Last year, Paulist Productions released Hollywood Priest: The Story of Father Bud Kieser. The documentary told the life and ministry of their studio’s founder, the late Father Ellwood "Bud" Kieser, C.S.P.
The most compelling part of the film detailed his producing work in film and television. In the late 1980s, he produced the critically acclaimed Romero, about the martyred Salvadoran bishop.
My personal favorite of his was Entertaining Angels: The Dorothy Day Story, starring Moira Kelly in the lead role.
But, I felt the documentary focused a little bit too much on a friendship (platonic) Father Bud struck up and maintained with an unnamed nun. His work in Hollywood was far more intriguing.
Recent films support this trend.
As I write this, Mark Wahlberg’s scripted priest biopic Father Stu ranks number one on Netflix. Hesburgh, the 2018 documentary about Father Ted Hesburgh, the president (1952-1987) of the University of Notre Dame, did well in its theatrical run.
And Family Theater Productions’ 2020 documentary PRAY: THE STORY OF PATRICK PEYTON –- profiling FTP’s founder, another Hollywood priest –- continues to play well for the Catholic audience.
Father Mark A Villano, a Paulist priest, wrote Insight, the Series: A Hollywood Priest's Groundbreaking Contribution to Television History. Published in June 2022, the book explores the Insight series, which evolved into a scripted anthology show, featuring many different kinds of storytelling.
The UCLA Film and Television Archives found the series to be such a worthy and unique contribution to American television that they collaborated with the Paulist order to acquire and preserve extant episodes.
Most episodes can be viewed on Paulist’s Productions’ YouTube channel. In his book, Father Villano notes the A-list writers, directors, producers and actors who worked on the series and provides a brief synopsis of each story.
The series began with Father Bud lecturing on topics germane to Catholicism, much akin to talks he would deliver concurrently at the parish where he was in residence.
The early 1960s then marked Father Bud’s most experimental period.

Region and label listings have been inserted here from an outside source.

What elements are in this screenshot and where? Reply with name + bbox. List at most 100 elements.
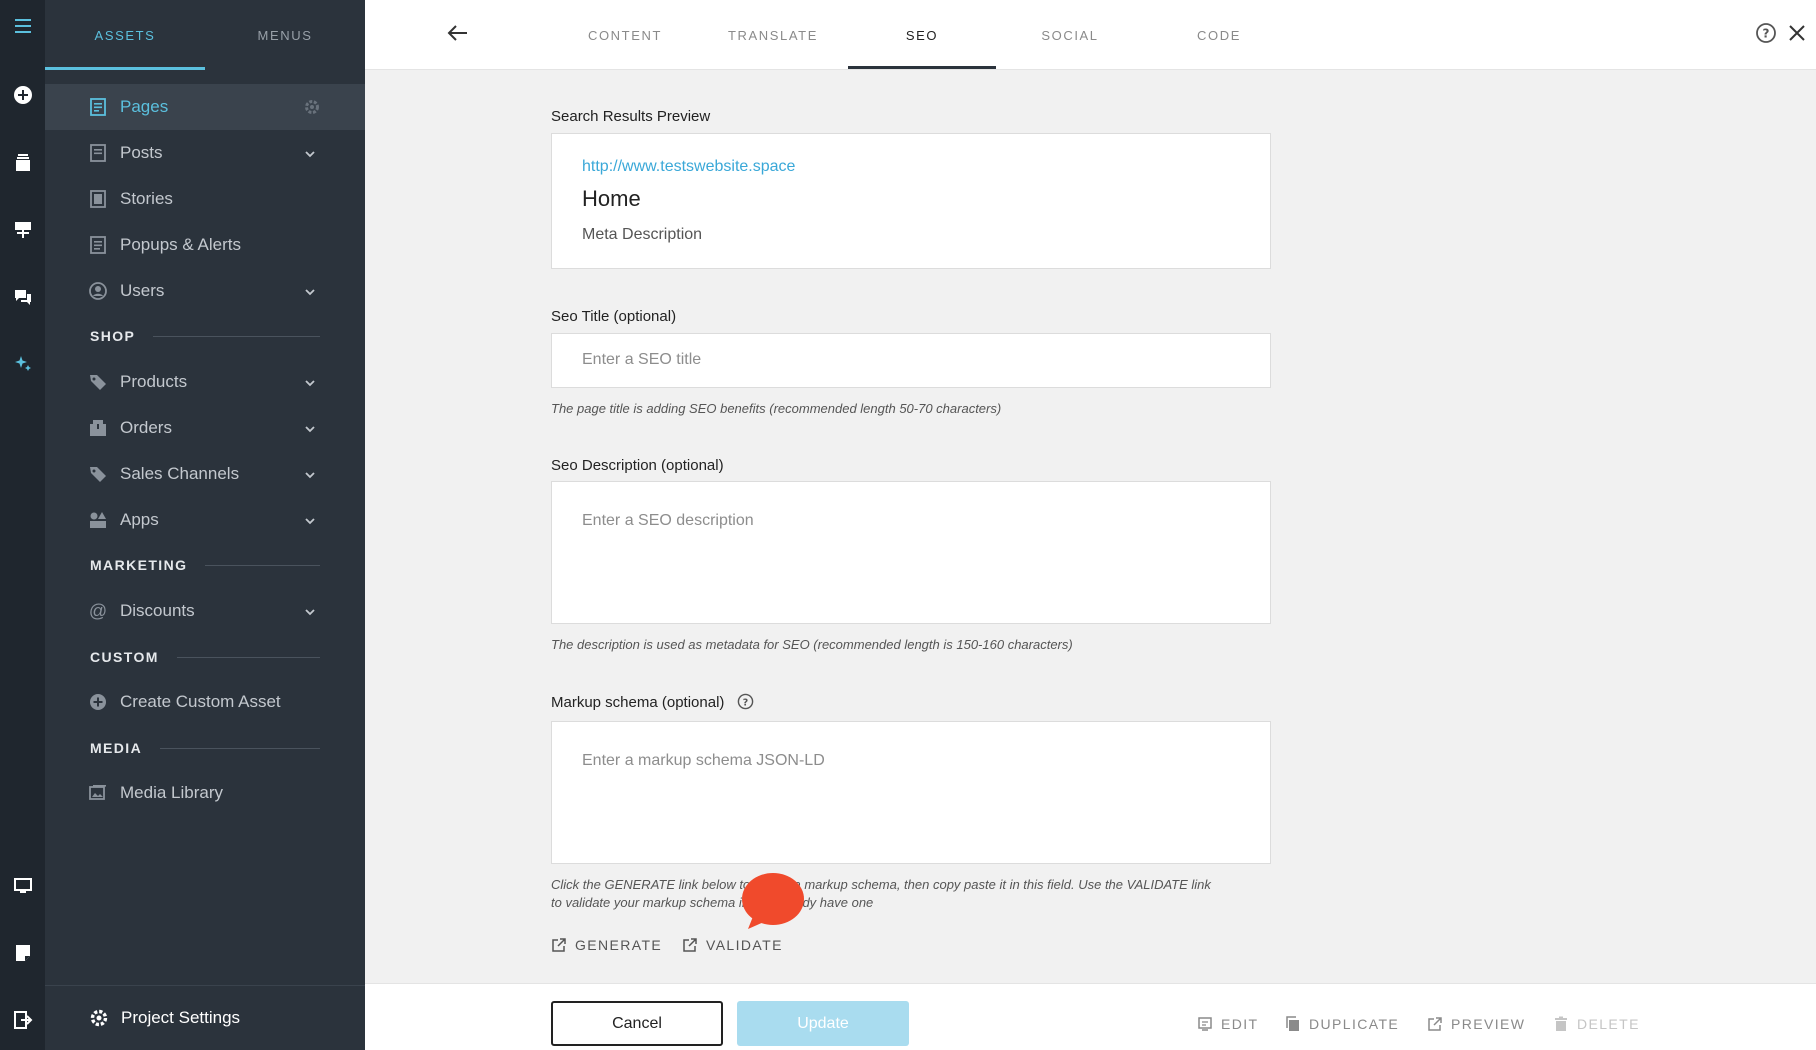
sidebar-item-products[interactable]: Products <box>45 359 365 405</box>
tag-icon <box>89 373 107 391</box>
tab-code[interactable]: CODE <box>1145 0 1293 70</box>
section-media: MEDIA <box>90 738 320 758</box>
sidebar-item-label: Discounts <box>120 601 195 620</box>
delete-action[interactable]: DELETE <box>1553 1014 1640 1034</box>
sidebar-item-apps[interactable]: Apps <box>45 497 365 543</box>
sidebar-item-label: Orders <box>120 418 172 437</box>
section-label: MARKETING <box>90 557 188 573</box>
tab-underline <box>848 66 996 69</box>
gear-icon <box>89 1008 109 1028</box>
section-label: MEDIA <box>90 740 143 756</box>
tab-underline <box>45 67 205 70</box>
preview-action[interactable]: PREVIEW <box>1427 1014 1525 1034</box>
post-document-icon <box>89 144 107 162</box>
search-results-preview: http://www.testswebsite.space Home Meta … <box>551 133 1271 269</box>
sidebar-item-label: Users <box>120 281 165 300</box>
sidebar-item-stories[interactable]: Stories <box>45 176 365 222</box>
tags-icon <box>89 465 107 483</box>
validate-label: VALIDATE <box>706 937 783 953</box>
chevron-down-icon[interactable] <box>303 146 317 160</box>
seo-title-label: Seo Title (optional) <box>551 308 677 325</box>
add-circle-icon <box>89 693 107 711</box>
arrow-left-icon[interactable] <box>445 20 471 46</box>
icon-rail <box>0 0 45 1050</box>
at-sign-icon: @ <box>88 600 108 621</box>
sidebar-item-media-library[interactable]: Media Library <box>45 770 365 816</box>
markup-schema-textarea[interactable]: Enter a markup schema JSON-LD <box>551 721 1271 864</box>
hamburger-menu-icon[interactable] <box>0 9 45 43</box>
chat-bubbles-icon[interactable] <box>0 280 45 314</box>
chevron-down-icon[interactable] <box>303 467 317 481</box>
tab-menus[interactable]: MENUS <box>205 0 365 70</box>
edit-action[interactable]: EDIT <box>1197 1014 1259 1034</box>
section-marketing: MARKETING <box>90 555 320 575</box>
preview-label: PREVIEW <box>1451 1016 1526 1032</box>
sidebar-item-label: Stories <box>120 189 173 208</box>
sparkles-icon[interactable] <box>0 347 45 381</box>
sidebar-item-label: Sales Channels <box>120 464 240 483</box>
sticky-note-icon[interactable] <box>0 936 45 970</box>
sidebar-item-create-custom-asset[interactable]: Create Custom Asset <box>45 679 365 725</box>
chevron-down-icon[interactable] <box>303 421 317 435</box>
sidebar-item-label: Popups & Alerts <box>120 235 241 254</box>
sidebar-item-posts[interactable]: Posts <box>45 130 365 176</box>
close-icon[interactable] <box>1785 21 1809 45</box>
generate-link[interactable]: GENERATE <box>551 935 662 955</box>
markup-hint-line: Click the GENERATE link below to create … <box>551 877 1211 892</box>
box-icon <box>89 419 107 437</box>
section-shop: SHOP <box>90 326 320 346</box>
sidebar-item-label: Apps <box>120 510 159 529</box>
preview-title: Home <box>582 186 641 211</box>
markup-schema-label: Markup schema (optional) ? <box>551 693 754 711</box>
chevron-down-icon[interactable] <box>303 375 317 389</box>
seo-description-textarea[interactable]: Enter a SEO description <box>551 481 1271 624</box>
sidebar-item-sales-channels[interactable]: Sales Channels <box>45 451 365 497</box>
easel-icon[interactable] <box>0 213 45 247</box>
project-settings[interactable]: Project Settings <box>45 985 365 1050</box>
desktop-monitor-icon[interactable] <box>0 869 45 903</box>
chat-bubble-icon[interactable] <box>740 872 804 930</box>
seo-title-input[interactable]: Enter a SEO title <box>551 333 1271 388</box>
update-button[interactable]: Update <box>737 1001 909 1046</box>
apps-shapes-icon <box>89 511 107 529</box>
sidebar-item-label: Pages <box>120 97 169 116</box>
sidebar-item-label: Products <box>120 372 188 391</box>
help-circle-icon[interactable]: ? <box>1755 22 1777 44</box>
tab-social[interactable]: SOCIAL <box>996 0 1144 70</box>
sidebar-item-label: Media Library <box>120 783 223 802</box>
validate-link[interactable]: VALIDATE <box>682 935 783 955</box>
markup-hint-line: to validate your markup schema if you al… <box>551 895 874 910</box>
chevron-down-icon[interactable] <box>303 604 317 618</box>
sidebar-item-popups[interactable]: Popups & Alerts <box>45 222 365 268</box>
tab-seo[interactable]: SEO <box>848 0 996 70</box>
seo-description-placeholder: Enter a SEO description <box>582 512 754 529</box>
section-custom: CUSTOM <box>90 647 320 667</box>
sidebar-item-orders[interactable]: Orders <box>45 405 365 451</box>
tab-assets[interactable]: ASSETS <box>45 0 205 70</box>
gear-icon[interactable] <box>303 98 321 116</box>
seo-title-hint: The page title is adding SEO benefits (r… <box>551 401 1002 416</box>
chevron-down-icon[interactable] <box>303 513 317 527</box>
sidebar-item-label: Create Custom Asset <box>120 692 281 711</box>
chevron-down-icon[interactable] <box>303 284 317 298</box>
logout-icon[interactable] <box>0 1003 45 1037</box>
external-link-icon <box>683 938 697 952</box>
cancel-button[interactable]: Cancel <box>551 1001 723 1046</box>
add-circle-icon[interactable] <box>0 78 45 112</box>
layers-icon[interactable] <box>0 146 45 180</box>
tab-content[interactable]: CONTENT <box>551 0 699 70</box>
tab-translate[interactable]: TRANSLATE <box>699 0 847 70</box>
help-circle-icon[interactable]: ? <box>737 693 754 710</box>
sidebar-item-users[interactable]: Users <box>45 268 365 314</box>
seo-title-placeholder: Enter a SEO title <box>582 351 702 368</box>
editor-topbar: CONTENT TRANSLATE SEO SOCIAL CODE ? <box>365 0 1816 70</box>
assets-panel: ASSETS MENUS Pages Posts Stories Popups … <box>45 0 365 1050</box>
sidebar-item-pages[interactable]: Pages <box>45 84 365 130</box>
duplicate-action[interactable]: DUPLICATE <box>1285 1014 1399 1034</box>
section-divider <box>176 656 320 658</box>
sidebar-item-discounts[interactable]: @ Discounts <box>45 588 365 634</box>
trash-icon <box>1555 1016 1567 1031</box>
panel-tabs: ASSETS MENUS <box>45 0 365 70</box>
section-label: CUSTOM <box>90 649 159 665</box>
editor-bottombar: Cancel Update EDIT DUPLICATE PREVIEW DEL… <box>365 983 1816 1050</box>
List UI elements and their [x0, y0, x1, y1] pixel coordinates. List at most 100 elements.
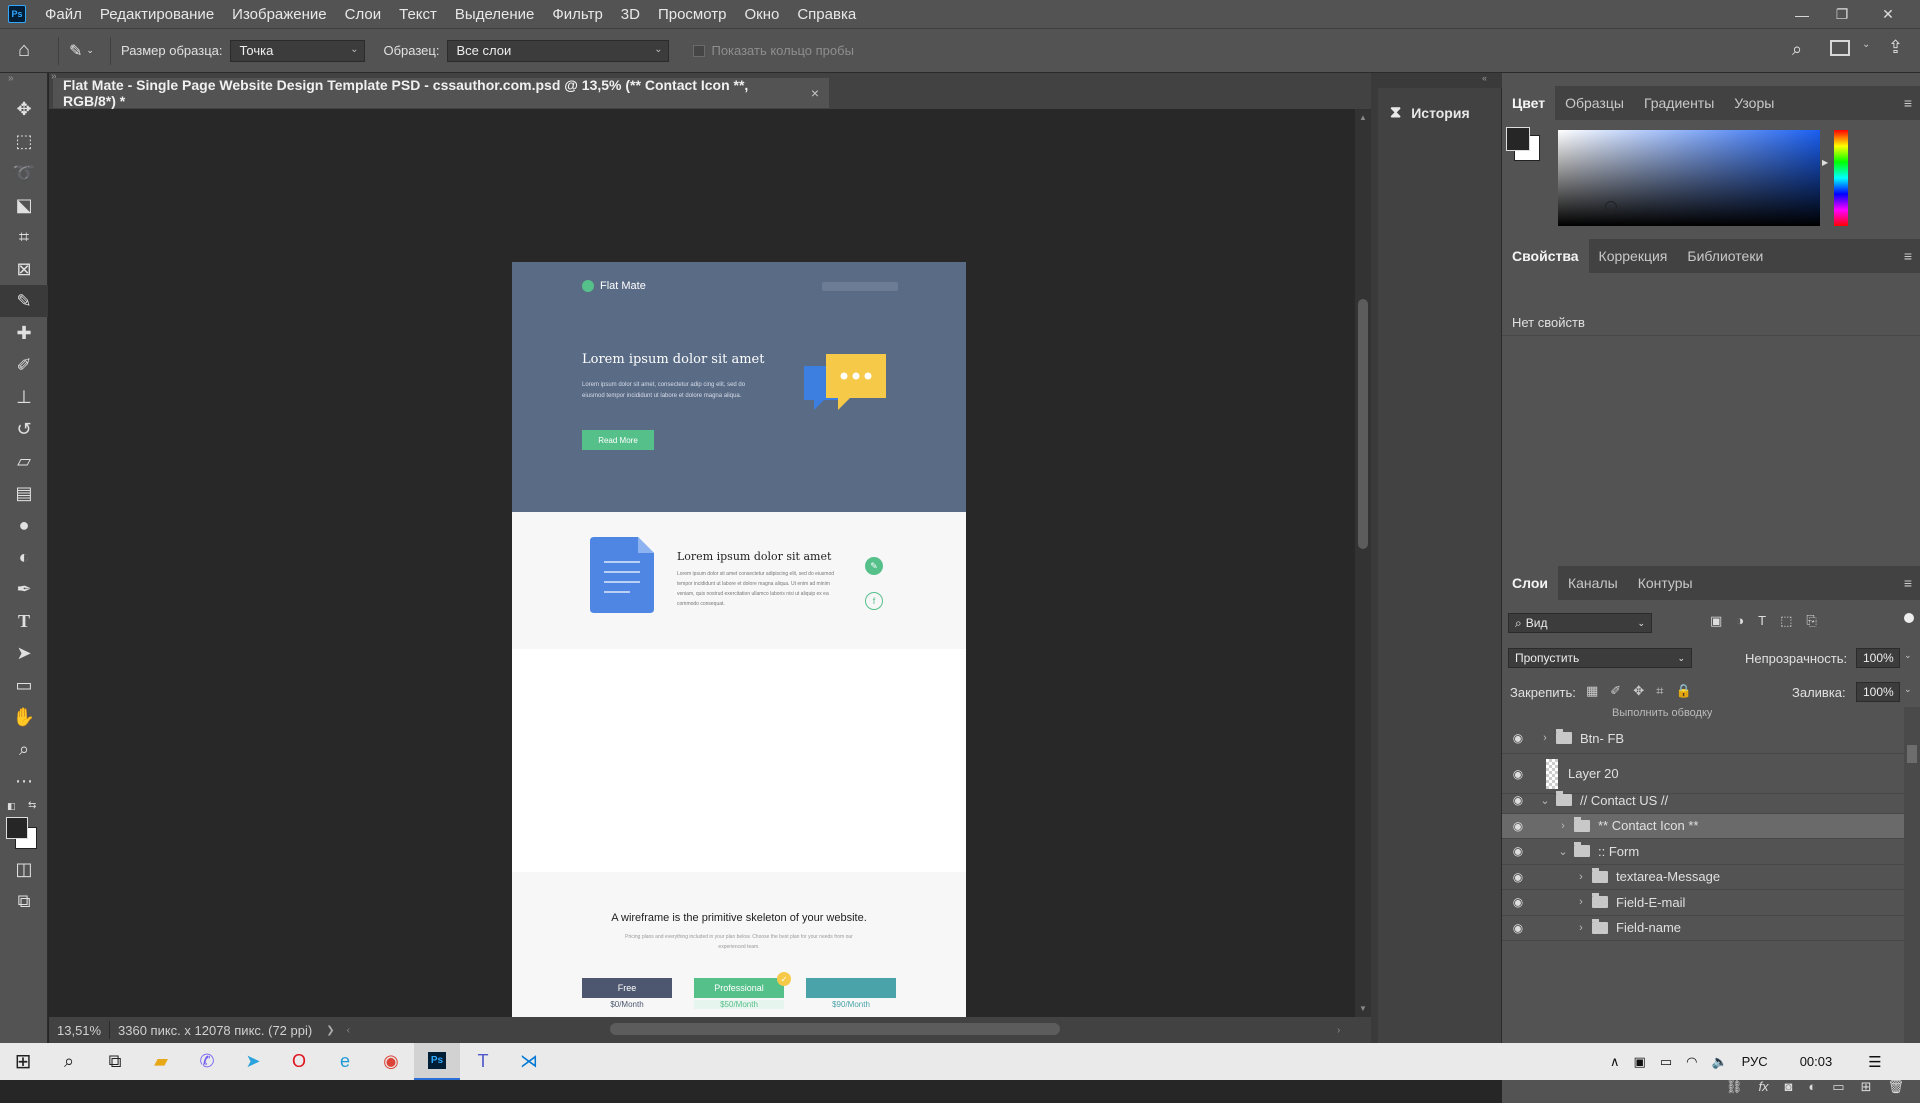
scroll-down-icon[interactable]: ▼: [1359, 1004, 1367, 1013]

The Ecce Homo episode of Insight documented a period of the life of Christ narrated over artworks.
By the mid-‘60s, fictional narratives more subtly brought home the moral and doctrinal lessons, yet Father Bud would begin each episode with a prologue of what to take away thematically.
In a way, his approach was similar to that of Father Peyton, who produced scripted comedy and drama radio plays, starring top Hollywood talent, in the 1940s and '50s.
Each episode of the radio show illustrated themes of faith, family and morality, with Father Peyton appearing briefly to offer a reflection.
The 1970s witnessed the apex of the Father Bud's Insight series, attracting acting talent such as Martin Sheen and Carol Burnett. Sci-fi writer Michael Crichton even penned an episode.
Perhaps, the best of episode of the fictional series came in 1976. Father Villano writes the logline/summary:
“Television game show contestants are picked from an audience to see just how far their greed will take them. The game culminates with an unnerving twist on Russian Roulette.”
At the time, Variety reported viewers complaining to local broadcasters that they thought the game show was real and things had gone too far.
I suppose that’s the best compliment to be paid to a Catholic production attempting to warn audiences of the dark side of reality game shows.
Take a look:
The series came to an end in the early 1980s. It wasn't because of a decline in the quality of Insight, but there were other factors at play.
One was a move away generally from anthology programming on TV. But, primarily, the FCC massively overhauled its "public interest" regulations, freeing local stations from the requirement to air certain shows, including religious shows.
At the same time, some religious broadcasters, especially Protestant preachers, started paying stations to air their shows, which wasn't the case with Insight.
That Insight survived several years beyond attests to the quality of the series. Even Father Bud’s prologues, which began two decades prior more as directives, ended the series as open-ended questions posed to the audience.
In a 2000 obituary, the not-always-Church-friendly New York Times gave the best praise -- or dare I say “insight” -- into Father Bud’s social relevance at the time:
“Father Kieser spoke the lingo of Hollywood producer with the same fervor he used to cite his faith in social activism, nonviolence, and the human spirit.”
In the current time, I think the new Paulist documentary and Father Villano's book continue Father Bud's social relevance.